Público: Maestros de Educación Infantil. Materia: Didáctica. Idioma: Español.
Título: Tutorización entre iguales en Educación Infantil. Resumen
Son múltiples las estrategias metodológicas que pueden ser usadas en la etapa de Educación Infantil. Este artículo se centra en la tutorización entre iguales con niños de 0 a 6 años, por ser una de las estrategias que más ventajas ofrece, tanto para el alumnado, como para los docente a través de su puesta en práctica. Permite al alumnado ser más autónomo, un aprendizaje más significativo, desarrollar lazos de solidaridad, apoyo y empatía con sus compañeros, etc. Por ello, se define en qué consiste esta estrategia, cuáles son sus ventajas y se dan algunas aplicaciones prácticas para el aula.
Palabras clave: Tutorización entre iguales, Educación Infantil, cooperación, aprendizaje significativo.

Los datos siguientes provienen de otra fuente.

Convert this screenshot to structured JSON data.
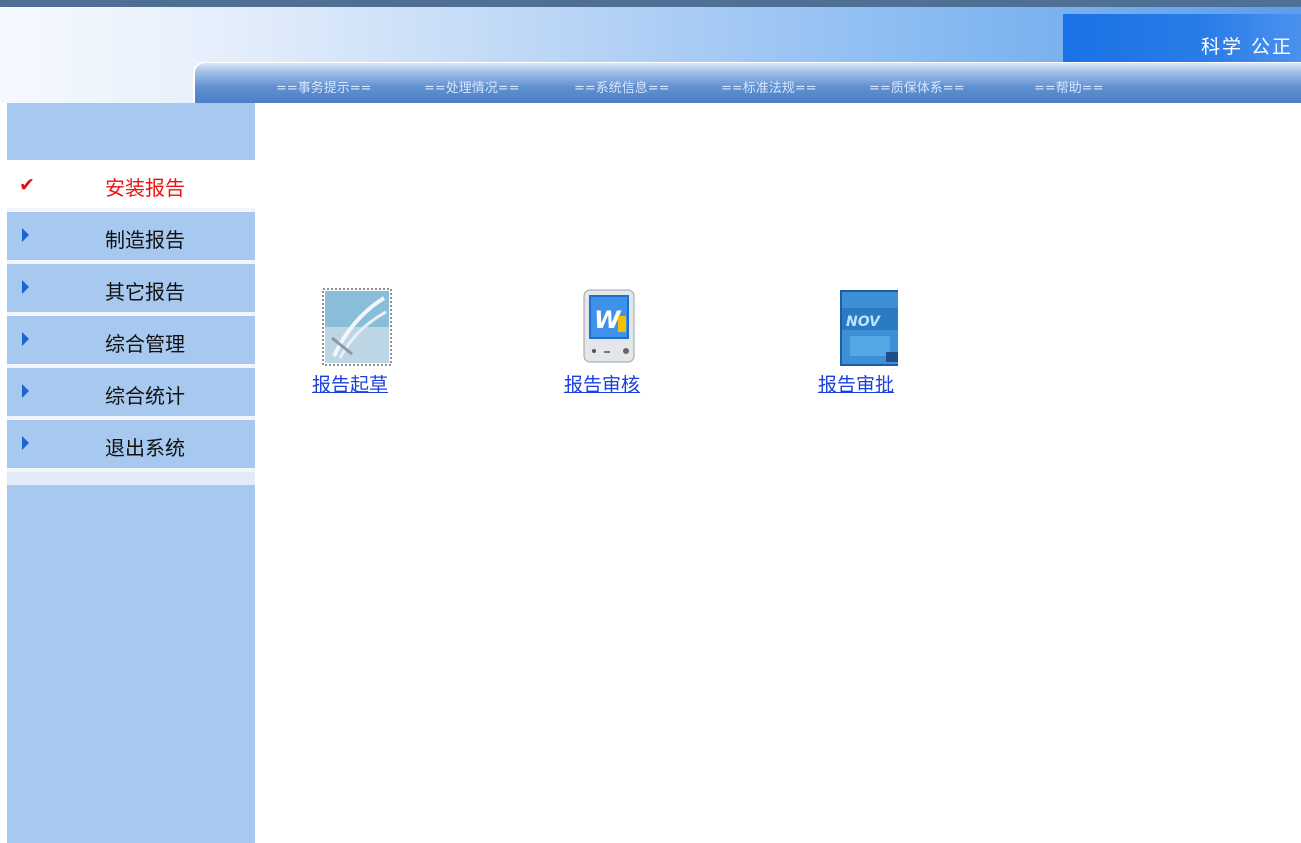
{
  "header": {
    "slogan": "科学  公正"
  },
  "nav": {
    "items": [
      "==事务提示==",
      "==处理情况==",
      "==系统信息==",
      "==标准法规==",
      "==质保体系==",
      "==帮助=="
    ]
  },
  "sidebar": {
    "items": [
      {
        "label": "安装报告",
        "icon": "check-icon",
        "active": true
      },
      {
        "label": "制造报告",
        "icon": "triangle-right-icon",
        "active": false
      },
      {
        "label": "其它报告",
        "icon": "triangle-right-icon",
        "active": false
      },
      {
        "label": "综合管理",
        "icon": "triangle-right-icon",
        "active": false
      },
      {
        "label": "综合统计",
        "icon": "triangle-right-icon",
        "active": false
      },
      {
        "label": "退出系统",
        "icon": "triangle-right-icon",
        "active": false
      }
    ]
  },
  "main": {
    "launchers": [
      {
        "label": "报告起草",
        "icon": "drafting-icon"
      },
      {
        "label": "报告审核",
        "icon": "review-monitor-icon"
      },
      {
        "label": "报告审批",
        "icon": "approval-book-icon"
      }
    ]
  },
  "colors": {
    "active_menu_text": "#ee1111",
    "link_text": "#1a3fe0",
    "sidebar_bg": "#a7c8ef",
    "nav_bar": "#4d7fc6"
  }
}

Title: Peer tutoring in early childhood education. Abstract
There are many methodological strategies that can be used in the Early Childhood Education stage. This article focuses on peer tutoring with children from 0 to 6 years old, as it is one of the strategies that offers the most advantages, both for the students and for the teachers through its implementation. It allows students to be more autonomous, more meaningful learning, develop ties of solidarity, support and empathy with their peers, etc. Therefore, we define what this strategy consists of, what are its advantages and give some practical applications for the classroom.
Keywords: Tutoring by peer, early childhood education, cooperation, meaningful learning.

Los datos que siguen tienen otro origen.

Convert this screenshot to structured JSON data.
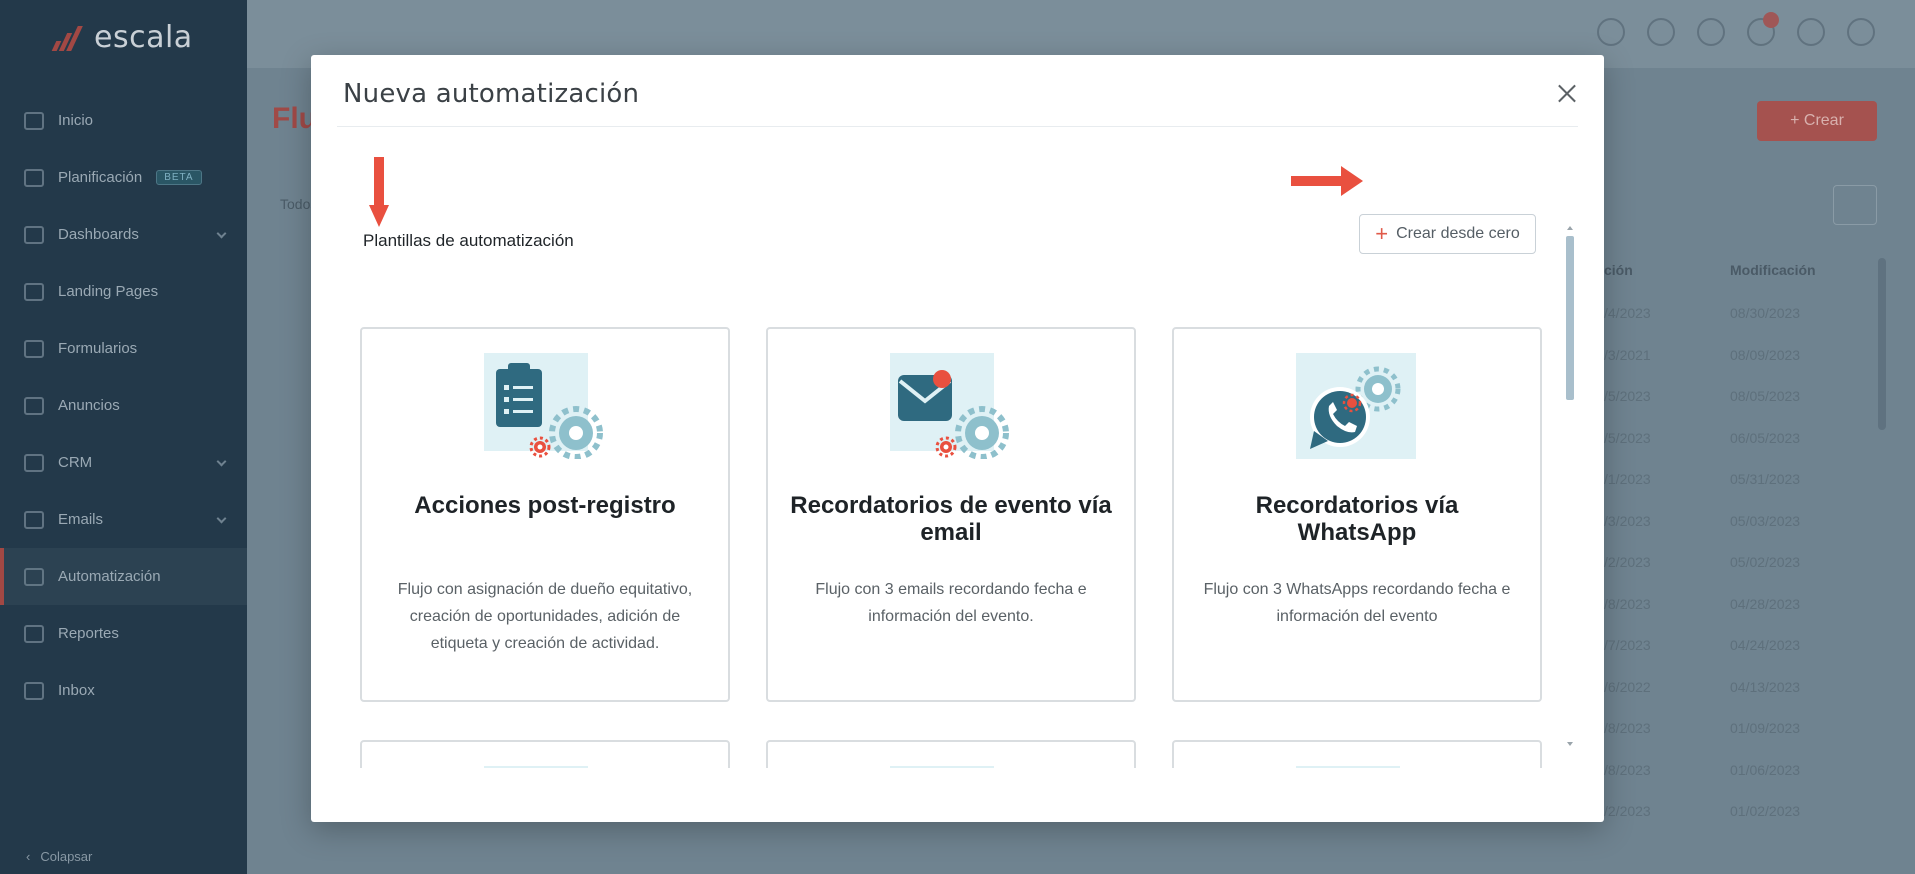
{
  "app": {
    "logo_text": "escala",
    "brand_color": "#e15a48"
  },
  "sidebar": {
    "items": [
      {
        "label": "Inicio",
        "icon": "home-icon"
      },
      {
        "label": "Planificación",
        "icon": "filter-icon",
        "badge": "BETA"
      },
      {
        "label": "Dashboards",
        "icon": "dashboard-icon"
      },
      {
        "label": "Landing Pages",
        "icon": "landing-icon"
      },
      {
        "label": "Formularios",
        "icon": "form-icon"
      },
      {
        "label": "Anuncios",
        "icon": "ads-icon"
      },
      {
        "label": "CRM",
        "icon": "crm-icon"
      },
      {
        "label": "Emails",
        "icon": "mail-icon"
      },
      {
        "label": "Automatización",
        "icon": "automation-icon"
      },
      {
        "label": "Reportes",
        "icon": "reports-icon"
      },
      {
        "label": "Inbox",
        "icon": "inbox-icon"
      }
    ],
    "collapse_label": "Colapsar"
  },
  "background": {
    "page_title": "Flu",
    "crear_label": "+ Crear",
    "tab_label": "Todos",
    "col_header_1": "ción",
    "col_header_2": "Modificación",
    "col1_values": [
      "/4/2023",
      "/3/2021",
      "/5/2023",
      "/5/2023",
      "/1/2023",
      "/3/2023",
      "/2/2023",
      "/8/2023",
      "/7/2023",
      "/6/2022",
      "/8/2023",
      "/8/2023",
      "/2/2023"
    ],
    "col2_values": [
      "08/30/2023",
      "08/09/2023",
      "08/05/2023",
      "06/05/2023",
      "05/31/2023",
      "05/03/2023",
      "05/02/2023",
      "04/28/2023",
      "04/24/2023",
      "04/13/2023",
      "01/09/2023",
      "01/06/2023",
      "01/02/2023"
    ]
  },
  "modal": {
    "title": "Nueva automatización",
    "section_title": "Plantillas de automatización",
    "create_from_scratch_label": "Crear desde cero",
    "templates": [
      {
        "title": "Acciones post-registro",
        "description": "Flujo con asignación de dueño equitativo, creación de oportunidades, adición de etiqueta y creación de actividad.",
        "icon": "clipboard-gear-icon"
      },
      {
        "title": "Recordatorios de evento vía email",
        "description": "Flujo con 3 emails recordando fecha e información del evento.",
        "icon": "email-gear-icon"
      },
      {
        "title": "Recordatorios vía WhatsApp",
        "description": "Flujo con 3 WhatsApps recordando fecha e información del evento",
        "icon": "whatsapp-gear-icon"
      },
      {
        "title": "",
        "description": "",
        "icon": "lightbulb-person-icon"
      },
      {
        "title": "",
        "description": "",
        "icon": "email-download-icon"
      },
      {
        "title": "",
        "description": "",
        "icon": "phone-notification-icon"
      }
    ]
  },
  "colors": {
    "accent_red": "#e9503f",
    "illustration_bg": "#dff1f5",
    "illustration_dark": "#2f6a80",
    "gear_light": "#8ec0cc"
  }
}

Recibido 2018-10-10; Aceptado 2018-11-02; Publicado 2018-11-25; Código PD: 101075
INTRODUCCIÓN
Los cambios sufridos en la sociedad actual, así como los nuevos paradigmas educativos, hacen que el proceso de enseñanza y aprendizaje también deba ir cambiando y adaptándose a las demandas de la sociedad, pues su fin último debe ser preparar al alumnado para vivir en esta. En este sentido, son diversas las necesidades que van surgiendo, al igual que en la sociedad, dentro del aula, necesidades al que docente debe dar respuesta.

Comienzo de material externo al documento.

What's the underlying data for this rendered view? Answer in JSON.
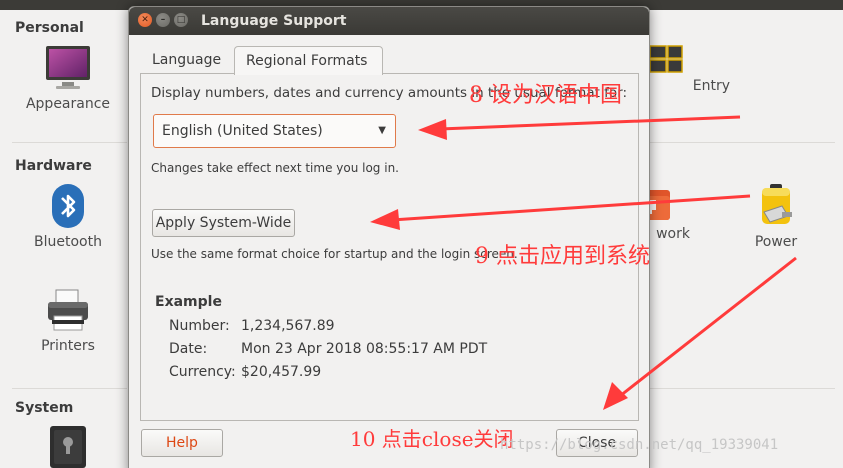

Lejos de situarnos en un sistema tradicional de enseñanza y aprendizaje, se deben introducir cambios en la dinámica general del aula que mejoren este proceso, favoreciendo, cada vez más, las posibilidades de aprendizaje del alumnado y una atención lo más individualizada posible dentro del aula.
Son distintas y muy variadas las estrategias metodológicas que existen y que van surgiendo para dar respuesta a los intereses y necesidades del alumnado. Cada grupo de alumnos e incluso cada alumno, presenta una serie de características individuales diferentes, no siendo válidas siempre las mismas estrategias. Es, por ello, por lo que es muy importante conocer diversas estrategias metodológicas, a fin de tener la oportunidad de adaptar nuestro proceso en función de las necesidades de nuestra aula.
En este caso, el artículo se centra en la tutorización entre iguales, una estrategia que aporta grandes ventajas al alumnado y que permite dar una respuesta más individualizada al alumnado, desarrollando, además, valores que le permiten vivir en una sociedad de forma democrática, tales como respeto, ayuda, colaboración, etc.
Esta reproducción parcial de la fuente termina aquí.